Objectives Silica causes multiple serious diseases yet little is know about silica exposure in farming. Hence the objectives to quantify personal respirable quartz exposure on three farms (with sandy, sandy loam or clay soil) and to identify determinants of exposure.
Methods 298 personal respirable dust and quartz measurements were done on the farms. Values below the limit of detection were estimated using multiple imputation. Variables such as soil type, commodity farmed, job, process (manual vs mechanical), quartz% and weather variables (eg, wind and humidity during the week prior to or during sampling) were entered into regression models to identify determinants of respirable quartz exposure.

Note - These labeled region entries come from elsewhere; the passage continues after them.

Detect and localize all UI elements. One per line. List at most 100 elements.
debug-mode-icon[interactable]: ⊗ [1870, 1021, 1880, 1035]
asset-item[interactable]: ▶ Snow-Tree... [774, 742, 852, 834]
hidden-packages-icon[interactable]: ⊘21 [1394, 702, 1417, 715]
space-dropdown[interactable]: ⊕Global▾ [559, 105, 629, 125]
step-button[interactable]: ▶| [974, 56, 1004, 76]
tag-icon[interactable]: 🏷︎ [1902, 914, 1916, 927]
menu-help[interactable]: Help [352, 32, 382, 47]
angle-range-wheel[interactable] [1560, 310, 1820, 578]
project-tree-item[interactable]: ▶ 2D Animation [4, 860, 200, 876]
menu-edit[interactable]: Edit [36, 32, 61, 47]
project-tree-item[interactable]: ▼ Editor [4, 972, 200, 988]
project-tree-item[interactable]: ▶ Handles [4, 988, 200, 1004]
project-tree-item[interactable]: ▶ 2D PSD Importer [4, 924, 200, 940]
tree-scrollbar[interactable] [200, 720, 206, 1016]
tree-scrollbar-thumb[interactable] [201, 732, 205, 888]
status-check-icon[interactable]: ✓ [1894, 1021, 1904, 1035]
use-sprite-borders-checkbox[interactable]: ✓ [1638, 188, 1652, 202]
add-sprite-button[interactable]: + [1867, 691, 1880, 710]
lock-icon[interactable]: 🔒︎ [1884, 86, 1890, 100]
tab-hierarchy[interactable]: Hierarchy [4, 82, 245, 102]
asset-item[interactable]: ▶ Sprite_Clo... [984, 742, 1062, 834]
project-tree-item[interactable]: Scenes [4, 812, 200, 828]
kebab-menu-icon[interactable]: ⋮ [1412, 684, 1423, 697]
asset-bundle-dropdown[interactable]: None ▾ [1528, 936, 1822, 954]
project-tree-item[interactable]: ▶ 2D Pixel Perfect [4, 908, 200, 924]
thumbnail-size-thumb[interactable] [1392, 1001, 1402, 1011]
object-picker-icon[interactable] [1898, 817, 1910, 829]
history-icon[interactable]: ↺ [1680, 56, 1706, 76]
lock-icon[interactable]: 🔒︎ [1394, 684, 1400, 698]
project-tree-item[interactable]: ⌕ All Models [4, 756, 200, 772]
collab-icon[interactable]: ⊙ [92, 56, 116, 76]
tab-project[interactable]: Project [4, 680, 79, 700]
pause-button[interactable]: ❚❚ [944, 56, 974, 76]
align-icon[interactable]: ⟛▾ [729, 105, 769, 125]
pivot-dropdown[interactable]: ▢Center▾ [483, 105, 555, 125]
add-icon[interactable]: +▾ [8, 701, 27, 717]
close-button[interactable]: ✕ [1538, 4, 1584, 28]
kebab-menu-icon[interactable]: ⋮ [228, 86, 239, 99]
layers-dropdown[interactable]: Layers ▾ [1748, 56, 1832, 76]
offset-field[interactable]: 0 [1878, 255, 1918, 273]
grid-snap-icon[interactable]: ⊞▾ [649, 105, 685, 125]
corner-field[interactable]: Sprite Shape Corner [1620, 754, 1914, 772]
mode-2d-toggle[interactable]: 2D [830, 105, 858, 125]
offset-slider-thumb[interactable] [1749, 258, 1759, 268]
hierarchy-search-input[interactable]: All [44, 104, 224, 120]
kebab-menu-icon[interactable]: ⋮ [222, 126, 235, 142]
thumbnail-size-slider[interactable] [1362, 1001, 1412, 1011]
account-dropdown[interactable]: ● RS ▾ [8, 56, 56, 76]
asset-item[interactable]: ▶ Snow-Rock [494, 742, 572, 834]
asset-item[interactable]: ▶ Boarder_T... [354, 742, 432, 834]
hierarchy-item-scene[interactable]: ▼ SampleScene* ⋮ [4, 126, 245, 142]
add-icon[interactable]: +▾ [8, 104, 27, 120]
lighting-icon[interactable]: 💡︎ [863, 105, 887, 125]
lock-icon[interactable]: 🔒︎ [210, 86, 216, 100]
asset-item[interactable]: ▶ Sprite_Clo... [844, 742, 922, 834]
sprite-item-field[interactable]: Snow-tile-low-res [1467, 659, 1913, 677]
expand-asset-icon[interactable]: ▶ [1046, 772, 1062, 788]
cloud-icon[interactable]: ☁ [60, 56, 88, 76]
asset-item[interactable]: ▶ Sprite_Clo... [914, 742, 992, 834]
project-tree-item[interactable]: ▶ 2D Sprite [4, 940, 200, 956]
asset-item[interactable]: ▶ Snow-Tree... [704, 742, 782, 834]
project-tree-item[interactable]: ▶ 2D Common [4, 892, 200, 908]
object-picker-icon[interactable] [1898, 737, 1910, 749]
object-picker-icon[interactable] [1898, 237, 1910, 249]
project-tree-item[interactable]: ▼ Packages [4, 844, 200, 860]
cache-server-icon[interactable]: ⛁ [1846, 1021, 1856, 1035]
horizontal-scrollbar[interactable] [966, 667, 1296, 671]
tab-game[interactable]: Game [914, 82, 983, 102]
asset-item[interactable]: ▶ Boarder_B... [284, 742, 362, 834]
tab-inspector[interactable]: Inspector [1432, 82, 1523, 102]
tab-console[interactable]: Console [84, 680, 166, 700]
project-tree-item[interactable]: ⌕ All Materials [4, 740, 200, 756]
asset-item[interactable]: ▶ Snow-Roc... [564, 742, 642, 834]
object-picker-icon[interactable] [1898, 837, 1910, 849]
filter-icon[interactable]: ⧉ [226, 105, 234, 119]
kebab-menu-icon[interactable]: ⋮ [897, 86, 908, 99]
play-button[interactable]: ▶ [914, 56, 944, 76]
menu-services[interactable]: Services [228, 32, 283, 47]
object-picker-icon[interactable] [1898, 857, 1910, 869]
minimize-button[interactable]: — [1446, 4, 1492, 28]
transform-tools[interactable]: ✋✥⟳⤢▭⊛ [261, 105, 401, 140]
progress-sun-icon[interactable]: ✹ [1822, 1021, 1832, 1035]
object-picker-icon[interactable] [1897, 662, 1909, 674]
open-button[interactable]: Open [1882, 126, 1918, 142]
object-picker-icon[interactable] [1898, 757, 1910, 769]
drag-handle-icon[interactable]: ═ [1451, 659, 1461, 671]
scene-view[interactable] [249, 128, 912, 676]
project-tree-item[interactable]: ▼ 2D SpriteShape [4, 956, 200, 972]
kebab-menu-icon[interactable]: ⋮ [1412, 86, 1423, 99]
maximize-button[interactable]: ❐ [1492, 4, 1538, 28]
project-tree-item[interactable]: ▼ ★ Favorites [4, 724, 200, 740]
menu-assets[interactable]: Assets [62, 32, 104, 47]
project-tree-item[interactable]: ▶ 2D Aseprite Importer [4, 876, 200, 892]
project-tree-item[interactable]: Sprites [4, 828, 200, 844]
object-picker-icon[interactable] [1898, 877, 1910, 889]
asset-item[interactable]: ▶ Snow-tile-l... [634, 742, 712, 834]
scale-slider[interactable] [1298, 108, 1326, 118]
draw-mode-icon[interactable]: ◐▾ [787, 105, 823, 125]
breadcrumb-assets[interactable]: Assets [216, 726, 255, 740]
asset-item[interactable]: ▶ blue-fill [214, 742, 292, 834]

Results Over-exposure to respirable quartz was found on all three farms and for most jobs. The highest concentration was 626 µg.m-3 and 12%, 13% and 0% of measurements were >100 µg.m-3 (a common OEL) for the sandy, sandy loam and clay soil farms respectively. Nine per cent were >50 µg.m-3 on the clay farm. Commodity, job, process, humidity on the day of measurement and respirable dust concentration were significantly related to quartz exposure, but not soil type. In separate models, wind and humidity variables in the past week were also significantly related to quartz exposure, but not soil type.
Conclusions There is potential for overexposure in some farm settings. Surprisingly, soil type was not a determinant of respirable quartz concentrations; the nature of farming and weather variables may be more informative of exposure risk than soil type.